Komentar lain, Abrar Yusra, mengatakan bahwa cerpen Navis “Robohnya Surau Kami”
yang mendapat hadiah kedua dari majalah Kisah sebenarnya lebih terkenal daripada cerpen
“Kejantanan di Sumbing” karya Subagio Sastrowardoyo. Di luar bidang
kepengarangannya itu, Navis bekerja sebagai pemimpin redaksi
di harian Semangat (harian angkatan bersenjata edisi Padang), Dewan Pengurus Badan
Wakaf INS, dan pengurus Kelompok Cendekiawan Sumatera Barat (Padang Club). Di
samping itu, Navis juga sering menghadiri berbagai seminar masalah sosial dan budaya
sebagai pemakalah atau peserta. Setelah Navis menikah, istrinya juga ikut membantu
pekerjaannnya sebagai sastrawan. Apabila ia sedang menulis sebuah cerita, istrinya selalu
mendampinginya dan membaca setiap lembar karangannya. Ia memperhatikan reaksi
istrinya ketika membaca dan itu yang dibuatnya sebagai ukuran bahwa tulisannya sesuai
atau tidak dengan keinginannya. Di hari tuanya, Navis menyimpan beberapa gagasan untuk
menulis cerpen dan memulai menggarap novel. Beberapa dari keinginannya itu sudah
selesai, tetapi banyak juga yang terbengkalai. Kendalanya adalah usianya yang bertambah
tua yang menyebabkan daya tahan tubuh dan pikirannya semakin menurun. A.A. Navis
meninggal karena sakit di Rumah Sakit Pelni, Jakarta, tahun 2004.

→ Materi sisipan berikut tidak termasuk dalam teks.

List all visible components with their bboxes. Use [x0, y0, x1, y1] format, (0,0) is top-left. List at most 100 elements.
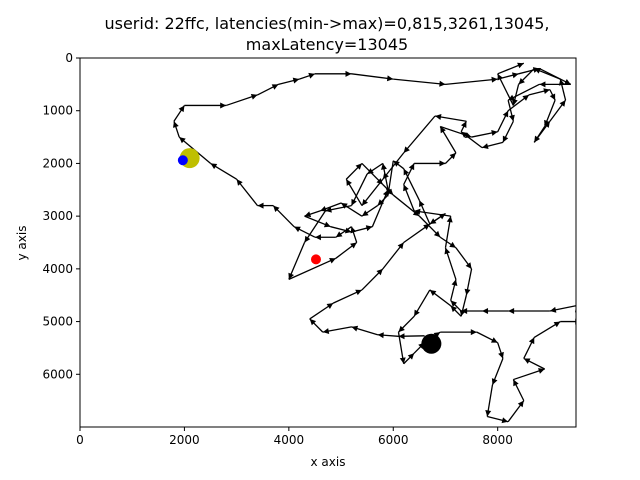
- path-segment: [444, 216, 453, 248]
- arrowhead: [419, 200, 425, 208]
- path-segment: [508, 308, 550, 315]
- arrowhead: [508, 308, 515, 315]
- arrowhead: [329, 258, 336, 264]
- arrowhead: [435, 114, 442, 120]
- arrowhead: [361, 199, 369, 206]
- path-segment: [511, 84, 520, 106]
- path-segment: [464, 268, 473, 296]
- arrowhead: [351, 198, 357, 206]
- black-marker: [421, 333, 442, 354]
- arrowhead: [412, 210, 420, 217]
- plot-area: [173, 62, 576, 424]
- arrowhead: [365, 225, 373, 232]
- arrowhead: [346, 179, 352, 186]
- path-segment: [278, 77, 300, 85]
- path-segment: [288, 257, 337, 280]
- arrowhead: [553, 321, 561, 328]
- arrowhead: [386, 75, 394, 82]
- path-segment: [539, 81, 571, 88]
- arrowhead: [539, 81, 546, 88]
- arrowhead: [326, 303, 334, 309]
- arrowhead: [439, 80, 446, 87]
- arrowhead: [522, 94, 530, 101]
- path-segment: [345, 178, 363, 206]
- arrowhead: [335, 231, 343, 238]
- arrowhead: [543, 88, 550, 95]
- arrowhead: [512, 72, 519, 79]
- path-segment: [523, 337, 535, 359]
- arrowhead: [482, 308, 489, 315]
- path-segment: [397, 332, 406, 364]
- arrowhead: [408, 163, 415, 171]
- x-axis-label: x axis: [311, 455, 346, 469]
- arrowhead: [367, 168, 374, 174]
- path-segment: [482, 308, 509, 315]
- path-segment: [398, 315, 415, 333]
- arrowhead: [382, 189, 389, 197]
- y-tick-label: 3000: [42, 209, 73, 223]
- arrowhead: [355, 289, 362, 296]
- path-segment: [497, 110, 509, 133]
- path-segment: [350, 226, 358, 243]
- arrowhead: [397, 242, 404, 250]
- arrowhead: [549, 93, 556, 101]
- path-segment: [413, 289, 431, 317]
- path-segment: [272, 205, 295, 228]
- path-segment: [487, 415, 509, 424]
- arrowhead: [490, 337, 498, 343]
- path-segment: [533, 321, 561, 338]
- y-tick-label: 6000: [42, 367, 73, 381]
- arrowhead: [517, 400, 524, 408]
- y-axis: 0 1000 2000 3000 4000 5000 6000: [42, 51, 80, 381]
- path-segment: [304, 210, 321, 218]
- arrowhead: [376, 268, 383, 276]
- arrowhead: [323, 221, 331, 228]
- path-segment: [549, 305, 576, 313]
- path-segment: [461, 308, 483, 315]
- path-segment: [560, 318, 576, 325]
- arrowhead: [508, 114, 515, 122]
- arrowhead: [464, 288, 471, 296]
- path-segment: [440, 125, 472, 139]
- chart-title-line-1: userid: 22ffc, latencies(min->max)=0,815…: [104, 14, 549, 33]
- arrowhead: [450, 305, 458, 313]
- arrowhead: [482, 143, 489, 150]
- path-segment: [361, 178, 384, 207]
- path-segment: [392, 160, 405, 170]
- arrowhead: [439, 160, 446, 167]
- path-segment: [512, 379, 525, 401]
- y-tick-label: 4000: [42, 262, 73, 276]
- path-segment: [361, 205, 378, 217]
- arrowhead: [403, 184, 409, 192]
- arrowhead: [345, 70, 352, 77]
- path-segment: [497, 342, 504, 359]
- path-segment: [439, 126, 457, 154]
- path-segment: [361, 268, 384, 291]
- path-segment: [377, 332, 399, 339]
- arrowhead: [304, 211, 312, 218]
- arrowhead: [559, 100, 566, 107]
- arrowhead: [179, 137, 186, 144]
- arrowhead: [440, 126, 446, 134]
- path-segment: [403, 168, 420, 201]
- arrowhead: [314, 234, 321, 241]
- path-segment: [257, 83, 279, 96]
- arrowhead: [403, 168, 410, 176]
- path-segment: [523, 357, 545, 370]
- path-segment: [332, 289, 363, 304]
- arrowhead: [470, 329, 477, 336]
- path-segment: [476, 331, 498, 344]
- arrowhead: [210, 163, 218, 170]
- arrowhead: [485, 410, 492, 417]
- arrowhead: [444, 247, 451, 255]
- path-segment: [445, 152, 457, 164]
- path-segment: [225, 93, 258, 107]
- arrowhead: [341, 202, 348, 209]
- path-segment: [351, 73, 394, 82]
- path-segment: [450, 305, 462, 317]
- arrowhead: [502, 135, 509, 143]
- arrowhead: [543, 121, 550, 128]
- arrowhead: [497, 73, 504, 81]
- path-segment: [377, 194, 389, 207]
- path-segment: [403, 184, 415, 212]
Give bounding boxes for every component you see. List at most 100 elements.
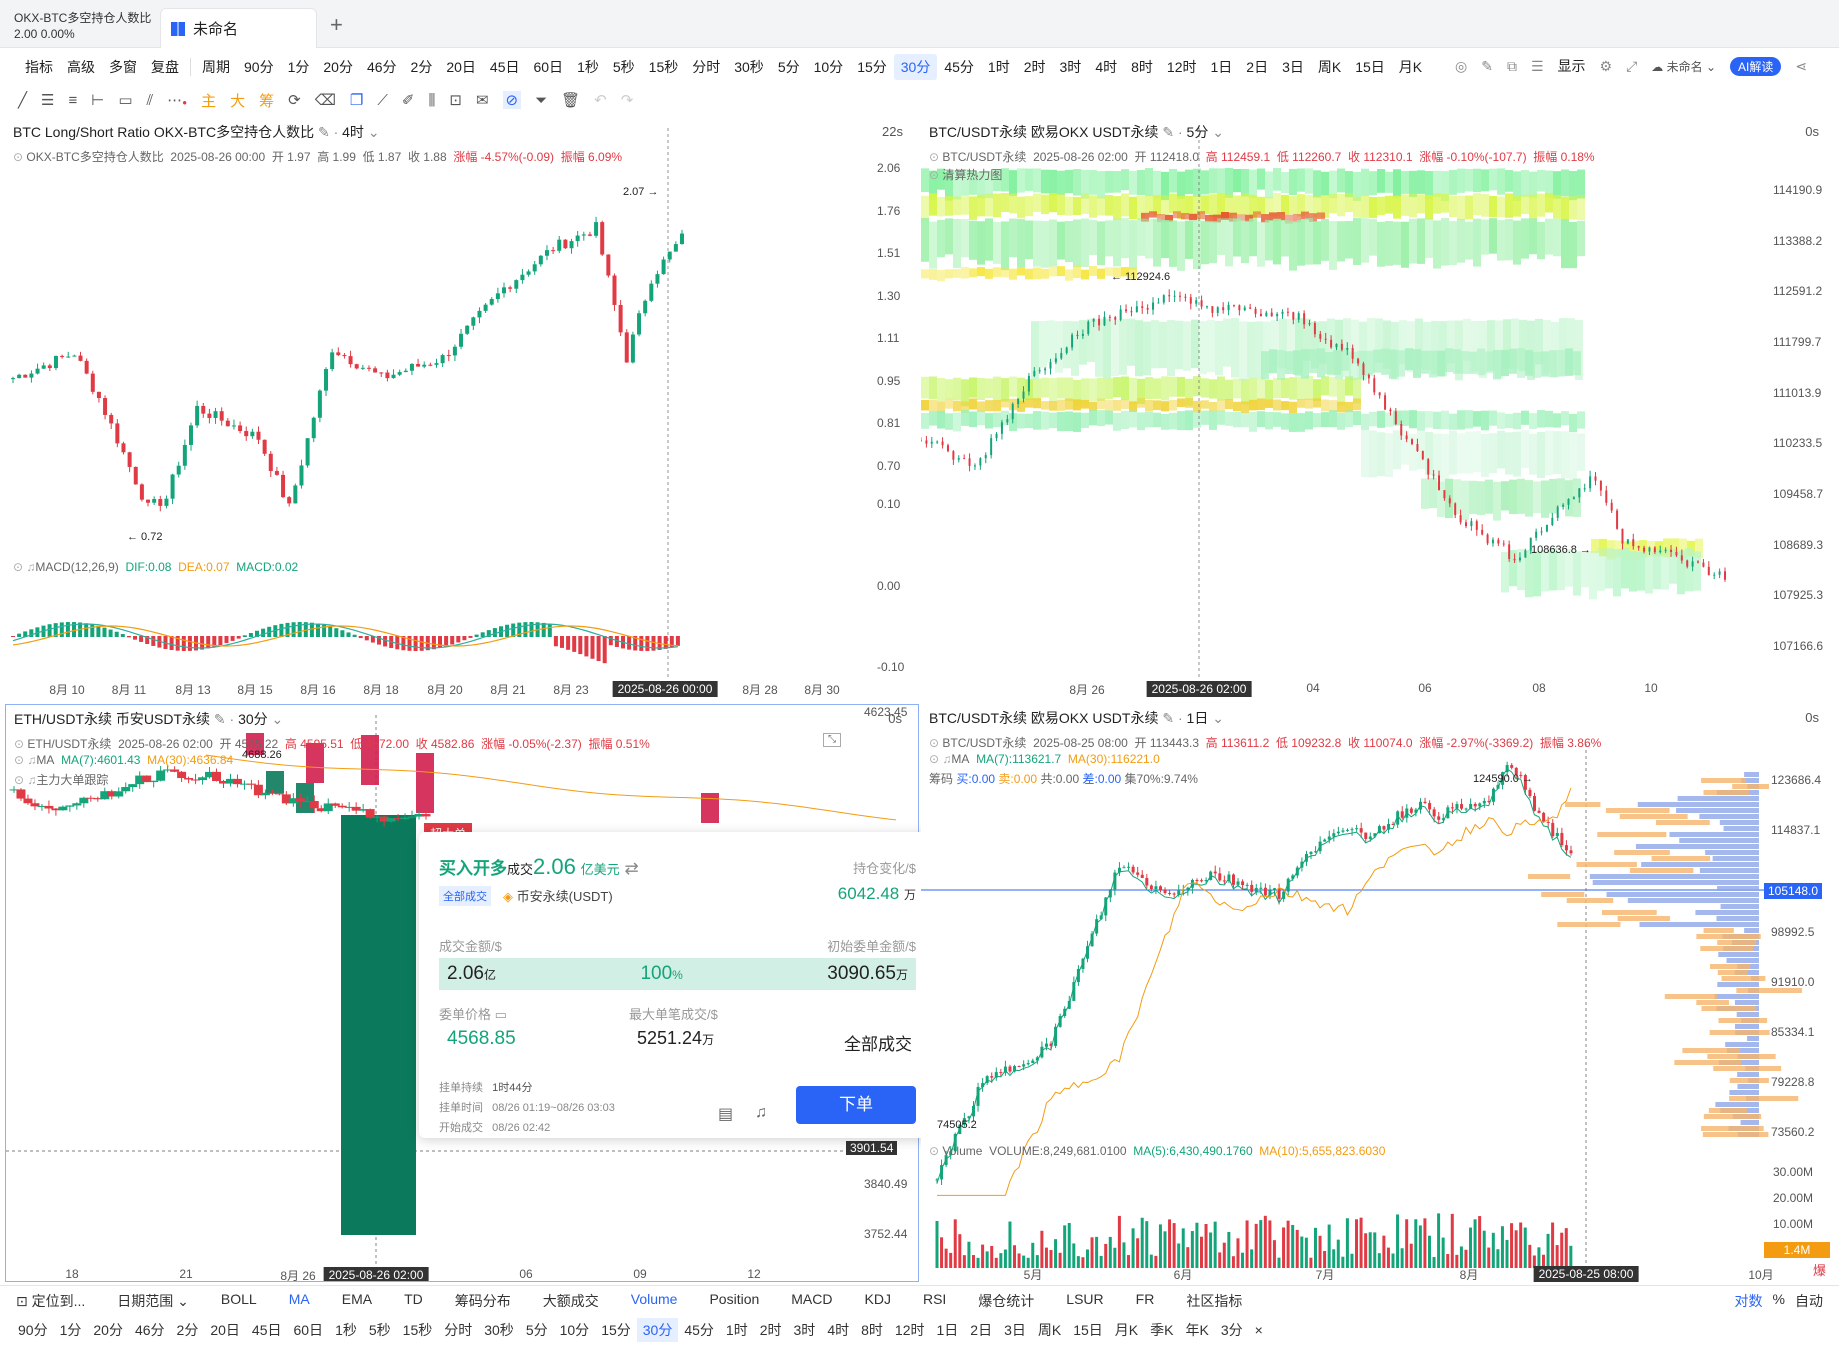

B. Nilai moral yang terkandung :
Nilai sosial: saling membantu satu sama lain jika seseorang berada dalam masalah,
saling menghormati antar manusia, dan tidak boleh saling menghina satu sama lain.
Nilai moral: hormat dan suka menolong, serta tidak mementingkan diri sendiri dalam
hidup.
Nilai agama: menjaga keseimbangan antara kehidupan dunia dan kehidupan akhirat,
serta tidak terlalu lemah atau terlalu kuat dalam iman kita.
Nilai pendidikan: kerja keras, memaafkan, sabar, dan tanggung jawab.
Nilai budaya: menjaga apa yang sudah dijaga dan tidak membiarkan kerobohan dan
kebodohan manusia merusaknya.
3. Alasan cerita sangat berkesan :
Karena cerita ini memberikan banyak nilai-nilai dalam kehidupan. Dimana dalam Cerpen
"Robohnya Surau Kami" karya A.A. Navis ini menceritakan tentang seorang kakek yang
menjaga sebuah surau di sebuah desa. Kakek tersebut merasa tersindir oleh cerita Ajo
Sidi tentang Haji Saleh yang dikirim Tuhan ke neraka akibat keegoisannya saat hidup
hanya untuk Tuhan dan tidak mempedulikan kehidupan sekitarnya. Kakek berpikir bahwa
tak apa hidupnya miskin asal tidak miskin ibadahnya kepada Tuhan. Akibatnya, Kakek
mengakhiri hidupnya dengan cara bunuh diri. Dengan cerita tersebut, memberikan nilai-
nilai berupa nilai sosial, moral, agama, pendidikan dan budaya.Jadi dapat diambil
pelajaran bahwa kita harus berhati-hati dalam menerima cerita atau informasi dari orang
lain, terutama jika cerita tersebut dapat mempengaruhi keyakinan dan iman kita. kita juga
harus menjaga keseimbangan antara kehidupan dunia dan kehidupan akhirat, serta tidak
terlalu lemah atau terlalu kuat dalam iman kita.